License: MIT Harnesses Powered by Playwright MCP PRs welcome

It covers a gap that three other things miss:

  • Real users find these problems, but only after you ship.
  • You, testing manually, know how the app is built, so you cannot see it fresh.
  • Scripted end-to-end tests assert flows you already know. They cannot discover the ones you do not.

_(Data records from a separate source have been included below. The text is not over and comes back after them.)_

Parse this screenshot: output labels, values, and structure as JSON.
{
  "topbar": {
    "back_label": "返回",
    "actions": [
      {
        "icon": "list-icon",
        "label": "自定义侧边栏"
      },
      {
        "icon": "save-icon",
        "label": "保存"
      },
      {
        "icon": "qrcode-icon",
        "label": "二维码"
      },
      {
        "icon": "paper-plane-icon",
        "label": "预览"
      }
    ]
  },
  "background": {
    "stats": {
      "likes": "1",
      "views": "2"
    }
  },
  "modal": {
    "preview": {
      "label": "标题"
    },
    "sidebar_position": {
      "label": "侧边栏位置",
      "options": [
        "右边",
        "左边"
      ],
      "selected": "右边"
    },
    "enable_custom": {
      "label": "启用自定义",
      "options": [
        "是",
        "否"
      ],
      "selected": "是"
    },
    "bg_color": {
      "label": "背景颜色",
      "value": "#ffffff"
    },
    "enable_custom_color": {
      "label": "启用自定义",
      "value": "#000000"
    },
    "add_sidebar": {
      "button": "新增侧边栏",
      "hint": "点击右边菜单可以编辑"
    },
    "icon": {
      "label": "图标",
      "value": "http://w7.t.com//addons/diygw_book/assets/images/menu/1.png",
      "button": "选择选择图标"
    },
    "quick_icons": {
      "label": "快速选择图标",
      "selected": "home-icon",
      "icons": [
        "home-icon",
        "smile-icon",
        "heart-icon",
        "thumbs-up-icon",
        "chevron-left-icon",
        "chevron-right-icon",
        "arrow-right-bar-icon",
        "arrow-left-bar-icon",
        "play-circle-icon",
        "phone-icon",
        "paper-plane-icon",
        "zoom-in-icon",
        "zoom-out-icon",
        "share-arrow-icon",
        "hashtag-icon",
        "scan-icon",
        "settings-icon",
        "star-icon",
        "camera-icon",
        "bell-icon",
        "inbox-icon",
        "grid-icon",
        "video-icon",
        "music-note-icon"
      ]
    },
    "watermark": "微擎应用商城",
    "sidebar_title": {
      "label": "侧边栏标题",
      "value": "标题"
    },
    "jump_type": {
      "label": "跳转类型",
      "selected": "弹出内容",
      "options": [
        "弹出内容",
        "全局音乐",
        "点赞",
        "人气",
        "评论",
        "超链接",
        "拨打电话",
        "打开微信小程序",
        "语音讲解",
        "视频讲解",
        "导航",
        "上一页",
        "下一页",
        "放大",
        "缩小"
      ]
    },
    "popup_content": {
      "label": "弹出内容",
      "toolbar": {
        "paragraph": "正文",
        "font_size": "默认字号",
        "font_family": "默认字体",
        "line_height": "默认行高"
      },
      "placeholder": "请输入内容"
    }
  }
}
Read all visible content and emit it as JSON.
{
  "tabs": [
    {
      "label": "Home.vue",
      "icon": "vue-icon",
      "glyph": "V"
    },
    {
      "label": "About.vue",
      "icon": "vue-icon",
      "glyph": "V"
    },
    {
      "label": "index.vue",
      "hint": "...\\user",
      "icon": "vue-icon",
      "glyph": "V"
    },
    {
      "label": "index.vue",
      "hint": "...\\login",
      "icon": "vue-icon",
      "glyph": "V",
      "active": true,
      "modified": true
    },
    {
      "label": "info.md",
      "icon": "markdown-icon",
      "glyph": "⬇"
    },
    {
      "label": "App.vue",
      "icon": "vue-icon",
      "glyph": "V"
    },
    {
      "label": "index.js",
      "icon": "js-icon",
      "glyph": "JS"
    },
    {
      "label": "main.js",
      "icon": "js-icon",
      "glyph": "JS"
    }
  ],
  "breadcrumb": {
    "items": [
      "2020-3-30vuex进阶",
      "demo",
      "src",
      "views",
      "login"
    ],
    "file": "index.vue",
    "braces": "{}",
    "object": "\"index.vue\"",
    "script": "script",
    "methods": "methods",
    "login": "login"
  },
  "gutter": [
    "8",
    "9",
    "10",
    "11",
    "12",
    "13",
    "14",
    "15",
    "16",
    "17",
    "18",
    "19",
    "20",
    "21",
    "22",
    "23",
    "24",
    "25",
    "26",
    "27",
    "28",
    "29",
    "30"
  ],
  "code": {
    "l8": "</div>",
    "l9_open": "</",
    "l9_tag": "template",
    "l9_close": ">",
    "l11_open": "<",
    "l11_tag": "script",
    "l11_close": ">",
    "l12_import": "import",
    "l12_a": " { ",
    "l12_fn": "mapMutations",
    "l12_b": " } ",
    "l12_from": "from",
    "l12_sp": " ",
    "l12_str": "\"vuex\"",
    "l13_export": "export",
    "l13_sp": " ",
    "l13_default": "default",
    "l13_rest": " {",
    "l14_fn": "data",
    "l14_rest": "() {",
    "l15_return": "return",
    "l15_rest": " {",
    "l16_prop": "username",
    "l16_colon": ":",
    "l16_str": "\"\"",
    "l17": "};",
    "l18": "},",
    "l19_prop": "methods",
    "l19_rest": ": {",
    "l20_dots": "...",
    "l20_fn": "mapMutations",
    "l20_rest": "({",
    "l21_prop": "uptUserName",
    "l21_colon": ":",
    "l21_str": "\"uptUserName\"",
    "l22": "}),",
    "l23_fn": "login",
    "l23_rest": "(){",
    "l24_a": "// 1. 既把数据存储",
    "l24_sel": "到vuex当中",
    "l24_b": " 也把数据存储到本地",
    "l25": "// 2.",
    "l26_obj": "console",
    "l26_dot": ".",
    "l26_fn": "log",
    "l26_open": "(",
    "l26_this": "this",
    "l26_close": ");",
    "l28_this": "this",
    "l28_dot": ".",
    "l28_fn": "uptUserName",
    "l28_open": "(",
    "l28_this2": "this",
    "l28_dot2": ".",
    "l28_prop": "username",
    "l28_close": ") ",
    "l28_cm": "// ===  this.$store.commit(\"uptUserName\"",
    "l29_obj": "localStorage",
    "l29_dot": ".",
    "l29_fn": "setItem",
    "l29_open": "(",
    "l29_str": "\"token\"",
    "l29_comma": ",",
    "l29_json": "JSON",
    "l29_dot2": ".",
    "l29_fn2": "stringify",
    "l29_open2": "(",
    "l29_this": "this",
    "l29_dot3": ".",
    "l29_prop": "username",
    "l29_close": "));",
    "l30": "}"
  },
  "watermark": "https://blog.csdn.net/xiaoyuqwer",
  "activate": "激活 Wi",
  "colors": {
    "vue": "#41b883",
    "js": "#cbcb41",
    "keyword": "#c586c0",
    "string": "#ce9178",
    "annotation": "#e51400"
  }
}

The agent forms expectations from only two sources: what is on the screen, and universal web conventions. It never reads your source code. It builds a knowledge base under qa/naive-user/<app>/ that lives outside the code, the way a real user's mental model does, and it compounds across runs.

Contents

What you get

qa/naive-user/<app>/
├── mental-model.md        # what a naive user believes the app does; refined every run
├── findings/<date>.md     # dated gap reports (Expected / Did / Observed / Gap / Severity / Repro)
└── screenshots/           # before/after evidence (gitignored)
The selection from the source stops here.